U.S. Chamber of Commerce: Between a Rock and a Hard Place?
With high-profile members – including PG&E, PMN, Exelon, and now Apple – leaving its organization, and Nike threatening the same, the U.S. Chamber of Commerce must feel that it is between a rock and a hard place on the climate change issue.
On the one hand, many of its members seem to feel that climate change is an issue requiring immediate action.
On the other hand, the chamber apparently feels that current legislative efforts to address climate change must be stopped at all costs. Witness this recent “Action Alert” from the chamber’s grassroots project:
“Oppose Flawed Climate Change Policies in the Senate: With the House of Representatives’ narrow passage of the deeply flawed ‘American Clean Energy and Security’ Act (ACES), H.R. 2454, your opposition is needed now more than ever.
“Write to your Senators now and tell them to oppose a cap-and-trade bill that would create a de-facto energy tax on American families and result in significant economic harm…
“Tell your Senators to oppose a de-facto energy tax on American families, and instead focus on common-sense energy solutions.”
It appears that the chamber’s main concern is that climate change legislation may have a negative effect on energy prices.

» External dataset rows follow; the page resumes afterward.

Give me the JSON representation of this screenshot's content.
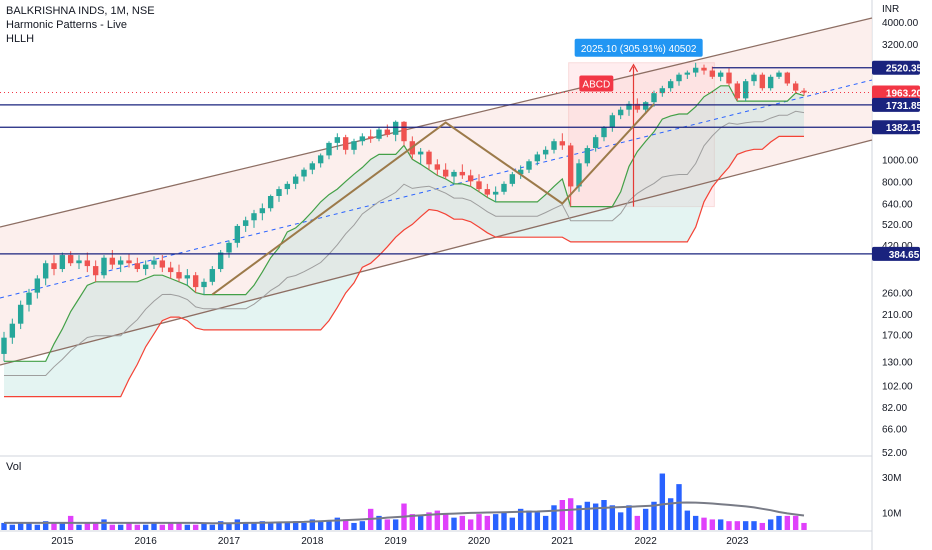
{
  "header": {
    "symbol_line": "BALKRISHNA INDS, 1M, NSE",
    "indicator_1": "Harmonic Patterns - Live",
    "indicator_2": "HLLH"
  },
  "volume_pane": {
    "label": "Vol"
  },
  "colors": {
    "up": "#26a69a",
    "down": "#ef5350",
    "vol_up": "#2962ff",
    "vol_down": "#e040fb",
    "hline": "#1a237e",
    "price_label": "#f23645",
    "measure_box": "#2196f3",
    "pattern": "#9c7a4a"
  },
  "price_axis": {
    "unit": "INR",
    "ticks": [
      "4000.00",
      "3200.00",
      "2520.35",
      "1963.20",
      "1731.85",
      "1382.15",
      "1000.00",
      "800.00",
      "640.00",
      "520.00",
      "420.00",
      "384.65",
      "260.00",
      "210.00",
      "170.00",
      "130.00",
      "102.00",
      "82.00",
      "66.00",
      "52.00"
    ]
  },
  "volume_axis": {
    "ticks": [
      "30M",
      "10M"
    ]
  },
  "chart_data": {
    "type": "candlestick",
    "scale": "log",
    "ylim": [
      52,
      4000
    ],
    "x_labels": [
      "2015",
      "2016",
      "2017",
      "2018",
      "2019",
      "2020",
      "2021",
      "2022",
      "2023"
    ],
    "horizontal_levels": [
      {
        "label": "2520.35",
        "value": 2520.35
      },
      {
        "label": "1731.85",
        "value": 1731.85
      },
      {
        "label": "1382.15",
        "value": 1382.15
      },
      {
        "label": "384.65",
        "value": 384.65
      }
    ],
    "last_price": {
      "label": "1963.20",
      "value": 1963.2
    },
    "measurement": {
      "text": "2025.10 (305.91%) 40502",
      "from": 620,
      "to": 2650
    },
    "pattern_label": "ABCD",
    "candles": [
      [
        140,
        175,
        130,
        165
      ],
      [
        165,
        200,
        155,
        190
      ],
      [
        190,
        240,
        180,
        230
      ],
      [
        230,
        270,
        215,
        260
      ],
      [
        260,
        310,
        245,
        300
      ],
      [
        300,
        360,
        280,
        350
      ],
      [
        350,
        380,
        310,
        330
      ],
      [
        330,
        390,
        320,
        380
      ],
      [
        380,
        395,
        340,
        350
      ],
      [
        350,
        380,
        330,
        360
      ],
      [
        360,
        390,
        320,
        340
      ],
      [
        340,
        360,
        290,
        310
      ],
      [
        310,
        380,
        300,
        370
      ],
      [
        370,
        400,
        330,
        345
      ],
      [
        345,
        375,
        320,
        360
      ],
      [
        360,
        385,
        335,
        350
      ],
      [
        350,
        370,
        320,
        330
      ],
      [
        330,
        360,
        310,
        345
      ],
      [
        345,
        375,
        330,
        360
      ],
      [
        360,
        380,
        320,
        335
      ],
      [
        335,
        355,
        300,
        320
      ],
      [
        320,
        345,
        290,
        300
      ],
      [
        300,
        330,
        280,
        310
      ],
      [
        310,
        320,
        260,
        275
      ],
      [
        275,
        300,
        255,
        290
      ],
      [
        290,
        340,
        280,
        330
      ],
      [
        330,
        400,
        320,
        390
      ],
      [
        390,
        440,
        370,
        430
      ],
      [
        430,
        520,
        410,
        510
      ],
      [
        510,
        560,
        480,
        540
      ],
      [
        540,
        600,
        500,
        580
      ],
      [
        580,
        640,
        540,
        610
      ],
      [
        610,
        700,
        590,
        690
      ],
      [
        690,
        760,
        650,
        740
      ],
      [
        740,
        800,
        700,
        780
      ],
      [
        780,
        860,
        740,
        840
      ],
      [
        840,
        920,
        800,
        900
      ],
      [
        900,
        980,
        860,
        960
      ],
      [
        960,
        1060,
        920,
        1040
      ],
      [
        1040,
        1200,
        1000,
        1180
      ],
      [
        1180,
        1300,
        1100,
        1250
      ],
      [
        1250,
        1280,
        1050,
        1100
      ],
      [
        1100,
        1230,
        1050,
        1200
      ],
      [
        1200,
        1300,
        1150,
        1260
      ],
      [
        1260,
        1350,
        1180,
        1230
      ],
      [
        1230,
        1380,
        1200,
        1350
      ],
      [
        1350,
        1420,
        1250,
        1280
      ],
      [
        1280,
        1480,
        1200,
        1460
      ],
      [
        1460,
        1470,
        1150,
        1200
      ],
      [
        1200,
        1260,
        1000,
        1050
      ],
      [
        1050,
        1120,
        950,
        1080
      ],
      [
        1080,
        1100,
        900,
        950
      ],
      [
        950,
        1000,
        850,
        900
      ],
      [
        900,
        960,
        820,
        840
      ],
      [
        840,
        900,
        780,
        880
      ],
      [
        880,
        950,
        820,
        850
      ],
      [
        850,
        900,
        760,
        800
      ],
      [
        800,
        860,
        720,
        740
      ],
      [
        740,
        780,
        680,
        700
      ],
      [
        700,
        760,
        650,
        720
      ],
      [
        720,
        800,
        700,
        780
      ],
      [
        780,
        880,
        760,
        860
      ],
      [
        860,
        940,
        820,
        900
      ],
      [
        900,
        1000,
        870,
        980
      ],
      [
        980,
        1080,
        940,
        1050
      ],
      [
        1050,
        1140,
        1000,
        1100
      ],
      [
        1100,
        1230,
        1060,
        1200
      ],
      [
        1200,
        1300,
        1100,
        1150
      ],
      [
        1150,
        1180,
        620,
        760
      ],
      [
        760,
        1000,
        720,
        960
      ],
      [
        960,
        1150,
        930,
        1120
      ],
      [
        1120,
        1280,
        1080,
        1250
      ],
      [
        1250,
        1400,
        1200,
        1380
      ],
      [
        1380,
        1600,
        1320,
        1560
      ],
      [
        1560,
        1700,
        1500,
        1650
      ],
      [
        1650,
        1800,
        1550,
        1750
      ],
      [
        1750,
        1850,
        1600,
        1650
      ],
      [
        1650,
        1800,
        1580,
        1780
      ],
      [
        1780,
        2000,
        1700,
        1950
      ],
      [
        1950,
        2100,
        1880,
        2050
      ],
      [
        2050,
        2250,
        1980,
        2200
      ],
      [
        2200,
        2400,
        2100,
        2350
      ],
      [
        2350,
        2450,
        2250,
        2400
      ],
      [
        2400,
        2650,
        2300,
        2520
      ],
      [
        2520,
        2600,
        2350,
        2450
      ],
      [
        2450,
        2550,
        2250,
        2300
      ],
      [
        2300,
        2450,
        2200,
        2400
      ],
      [
        2400,
        2500,
        2100,
        2150
      ],
      [
        2150,
        2200,
        1800,
        1850
      ],
      [
        1850,
        2250,
        1800,
        2200
      ],
      [
        2200,
        2400,
        2100,
        2350
      ],
      [
        2350,
        2400,
        2000,
        2050
      ],
      [
        2050,
        2350,
        2000,
        2300
      ],
      [
        2300,
        2450,
        2250,
        2400
      ],
      [
        2400,
        2420,
        2100,
        2150
      ],
      [
        2150,
        2200,
        1950,
        2000
      ],
      [
        2000,
        2050,
        1900,
        1963
      ]
    ],
    "volumes_m": [
      4,
      3,
      4,
      4,
      3,
      5,
      4,
      4,
      8,
      3,
      4,
      4,
      6,
      3,
      3,
      4,
      3,
      3,
      4,
      3,
      4,
      4,
      3,
      3,
      4,
      3,
      5,
      4,
      6,
      4,
      4,
      5,
      4,
      4,
      4,
      5,
      4,
      6,
      5,
      5,
      7,
      6,
      4,
      5,
      12,
      8,
      6,
      6,
      15,
      9,
      8,
      10,
      11,
      9,
      7,
      8,
      6,
      9,
      8,
      9,
      10,
      7,
      12,
      11,
      10,
      8,
      14,
      17,
      18,
      14,
      16,
      15,
      17,
      14,
      10,
      14,
      8,
      12,
      16,
      32,
      18,
      26,
      11,
      8,
      7,
      6,
      6,
      5,
      5,
      5,
      5,
      4,
      6,
      8,
      8,
      8,
      4
    ],
    "volume_ma_m": [
      4,
      4,
      4,
      4,
      4,
      4,
      4,
      4,
      4,
      4,
      4,
      4,
      4,
      4,
      4,
      4,
      4,
      4,
      4,
      4,
      4,
      4,
      4,
      4,
      3.9,
      3.8,
      3.8,
      3.8,
      3.9,
      4,
      4,
      4.1,
      4.2,
      4.3,
      4.4,
      4.5,
      4.6,
      4.8,
      5,
      5.2,
      5.4,
      5.6,
      5.8,
      6,
      6.3,
      6.6,
      7,
      7.3,
      7.6,
      8,
      8.3,
      8.6,
      8.9,
      9.1,
      9.3,
      9.5,
      9.7,
      9.8,
      9.9,
      10,
      10.1,
      10.2,
      10.3,
      10.4,
      10.5,
      10.7,
      10.9,
      11.2,
      11.5,
      11.8,
      12,
      12.3,
      12.5,
      12.8,
      13,
      13.2,
      13.4,
      13.6,
      13.8,
      14.5,
      15,
      15.5,
      15.6,
      15.5,
      15.3,
      15,
      14.6,
      14.2,
      13.8,
      13.4,
      12.8,
      12,
      11.2,
      10.2,
      9.4,
      8.8,
      8.2
    ]
  }
}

So what is the chamber to do? Support climate change legislation and face increased energy prices? Or continue to oppose climate change legislation and continue losing its membership?
It looks like a lose-lose situation. But is it really?
Given that the chamber publicly questioned the scientific evidence for human-made climate change and called for a lawsuit and high profile trial against the US EPA less than two months ago, perhaps they simply don’t understand the situation.
Here is what EPA economic studies of House climate change legislation have shown:
- Electricity Prices: In its core scenario, EPA found no electricity price increase in 2015 and 2020, vs. the reference case (business-as-usual) scenario. Two decades from now, by 2030, EPA found electricity prices increase by only 13 percent vs. the reference case.
- Household Consumption: Average household consumption is very minimally impacted: reduced by 0.03-0.08 percent in 2015, 0.10-0.11 percent in 2020, and 0.30-0.31 percent in 2030.
- Household Consumption Growth: 5 and 10 year average annual household consumption growth is reduced only 0.1 percent for 2015 and 2020.
- Total climate change legislation cost: $30 billion in 2020 and $213 billion in 2050.
Now, what are the potential cost implications of pursuing the business-as-usual case and doing nothing? NRDC conducted a study asking that very question, and here is what they found. If climate change is left unchecked and we pursue a business-as-usual scenario, America will face:
- Increased hurricane damage: Economic losses caused by the increasing intensity of Atlantic and Gulf Coast storms.
- Real estate losses: Rising sea levels result in damaged or destroyed real estate.
- Energy costs: Rising temperatures will have a net effect of increasing energy demand for air conditioning and refrigeration, even after accounting for the reduction in winter heating demand in northern latitudes.
- Water costs: Increased costs to provide water to the driest and most water-stressed parts of the US as climate change exacerbates drought conditions and disrupts existing patterns of water supply.
- Total cost of the business-as-usual scenario: $271 billion in 2025 and $506 billion in 2050.
According to these studies, through the climate change legislation the U.S. Chamber of Commerce so vigorously opposes, the American people and American businesses stand to avoid over $200 billion in economic costs in 2020 and nearly $300 billion in economic costs in 2050.
This fact begs the simple question: Is the US Chamber of Commerce really between a rock and a hard place, or are they simply looking in the rear-view mirror instead of focusing on the road ahead?
PG&E, PNM, Exelon, Nike, and Apple have all made their opinions clear.